Because thou sayest, I am rich, and increased with goods, and have need of nothing; and knowest not that thou art wretched, and miserable, and poor, and blind, and naked: I counsel thee to buy of me gold tried in the fire, that thou mayest be rich; and white raiment, that thou mayest be clothed, and that the shame of thy nakedness do not appear; and anoint thine eyes with eyesalve, that thou mayest see .

Such words fall on deaf ears. Why? Like the religious leadership at the time of Jesus, today’s Christians think they know God, that he is pleased with them, and that they can do no wrong. In their righteousness, they are unwilling to admit to any error, human frailty, or lapse in judgment. Christians exalt themselves before their God and condemn all others. They don’t question themselves. Their way is supreme. They go unchecked.

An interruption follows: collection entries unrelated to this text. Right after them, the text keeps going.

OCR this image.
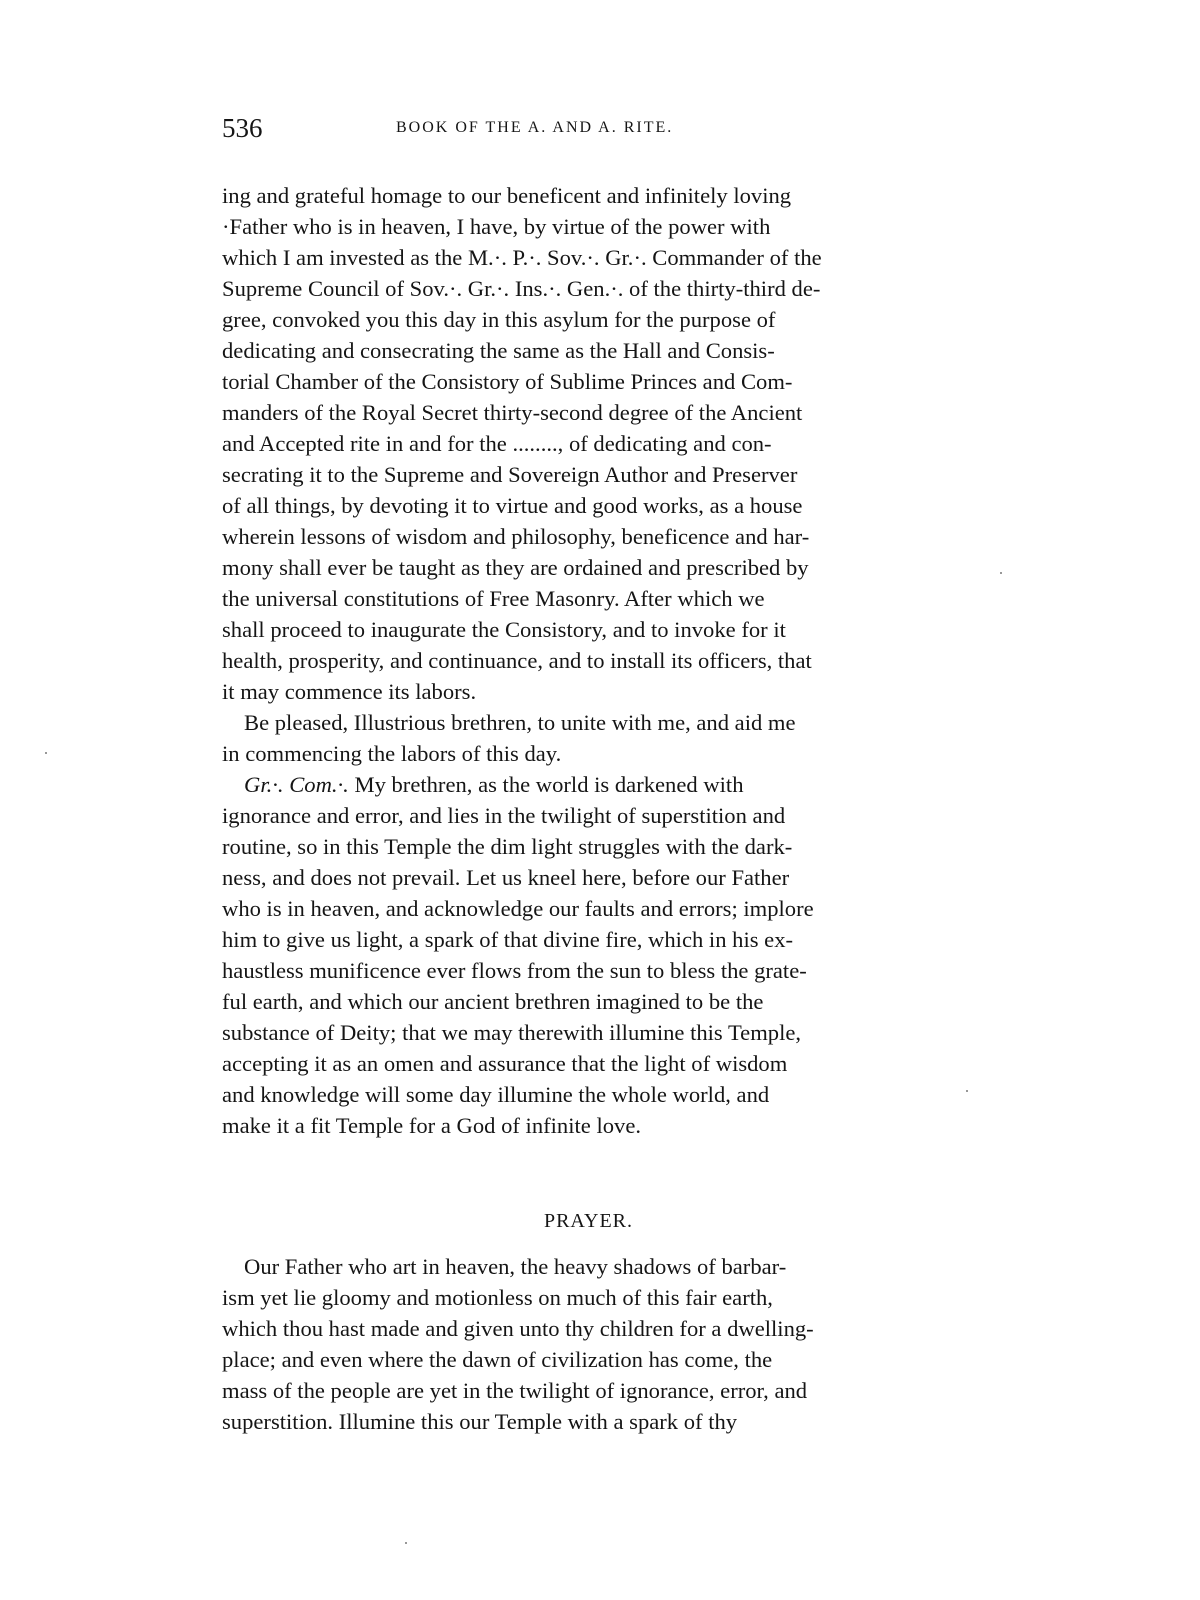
536	BOOK OF THE A. AND A. RITE.
ing and grateful homage to our beneficent and infinitely loving
·Father who is in heaven, I have, by virtue of the power with
which I am invested as the M.·. P.·. Sov.·. Gr.·. Commander of the
Supreme Council of Sov.·. Gr.·. Ins.·. Gen.·. of the thirty-third de-
gree, convoked you this day in this asylum for the purpose of
dedicating and consecrating the same as the Hall and Consis-
torial Chamber of the Consistory of Sublime Princes and Com-
manders of the Royal Secret thirty-second degree of the Ancient
and Accepted rite in and for the ........, of dedicating and con-
secrating it to the Supreme and Sovereign Author and Preserver
of all things, by devoting it to virtue and good works, as a house
wherein lessons of wisdom and philosophy, beneficence and har-
mony shall ever be taught as they are ordained and prescribed by
the universal constitutions of Free Masonry. After which we
shall proceed to inaugurate the Consistory, and to invoke for it
health, prosperity, and continuance, and to install its officers, that
it may commence its labors.
Be pleased, Illustrious brethren, to unite with me, and aid me
in commencing the labors of this day.
Gr.·. Com.·. My brethren, as the world is darkened with
ignorance and error, and lies in the twilight of superstition and
routine, so in this Temple the dim light struggles with the dark-
ness, and does not prevail. Let us kneel here, before our Father
who is in heaven, and acknowledge our faults and errors; implore
him to give us light, a spark of that divine fire, which in his ex-
haustless munificence ever flows from the sun to bless the grate-
ful earth, and which our ancient brethren imagined to be the
substance of Deity; that we may therewith illumine this Temple,
accepting it as an omen and assurance that the light of wisdom
and knowledge will some day illumine the whole world, and
make it a fit Temple for a God of infinite love.
PRAYER.
Our Father who art in heaven, the heavy shadows of barbar-
ism yet lie gloomy and motionless on much of this fair earth,
which thou hast made and given unto thy children for a dwelling-
place; and even where the dawn of civilization has come, the
mass of the people are yet in the twilight of ignorance, error, and
superstition. Illumine this our Temple with a spark of thy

People don’t discuss religion or politics in polite society. Because these issues are not addressed, power-hungry Christian despots have been ignored. I had a recent conversation with a conservative who told me that the neo-conservative Christian Right was a very small part of the GOP. He assured me that the mainstay of the Republican Party could keep the Christian Right in line. As he said those words, I could hear the echoes of Chamberlain’s assurances that Hitler could be reasoned with. It did not happen in 1938, and it is not going to happen here in the United States in 2006. There is no reasoning with a political group that views everyone else as inferior.

Ignoring, or appeasing, these power hungry clerics is not going to make them go away. According to their own words, it is just going to make them stronger.

Our nation’s founders believed in reasoning with the likes of the Religious Right. However, as time has shown repeatedly, there is no benefit to reasoning with extremists. As it was with the Nazis, the Taliban, and the religious fanatics in Iran, these groups know nothing but the belief in their own superiority over all others.

These people, and the ones they support, have to be swept aside if we are going to come out of this grave, which we have all dug for ourselves. How long do you think the American people will sit by and allow our current government to run unbridled through the globe? How long will other nations allow it to happen?

The June 3, 2006 business section of the Fort Worth Star-Telegram tells of flattening job growth, with May’s job increase 100,000 fewer than projected. At the same time, top executives have netted millions in stock options. Ethanol, used in the E-85 alternative fuel blend, has hit an all-time high of $3.86 a gallon at the Chicago Board of Trade. According to another article, the U.S. ethanol industry “lacks sufficient capacity.” This is all part of the idealist approach to the “free market” economy: Some play (the top executives) and some pay (the rest of us). This is as I said in Well Past Midnight.

This evening, I stopped at a gas station to pick up my weekly treat, a fried pie and a coke. While waiting in line to pay, I saw the current copy of U.S. News and World Report, its cover describing Bush’s declining ratings. I wanted to pick up a copy, but I could not afford it. It cost more than my fried pie and coke. It was nice to see, however, that the mainstays of the GOP are worried.

It seems that most of us are out on street corners selling apples, working one, or two, or three survival jobs, and we are all forgotten by the people running the country.

The care of human life and happiness, and not their destruction, is the first and only legitimate object of good government. – Jefferson.

Is Mr. Bush speaking for God? Do we need the schools turned over to the churches, and the unions abolished by Rev. Falwell? Do we need our CIA murdering foreign leaders who disagree with our policies, or our own State Department nuked to please Rev. Robertson? Are those the hallmarks of a legitimate government? Is the government of the neo-conservative Right, the Theocon Nation, a legitimate government?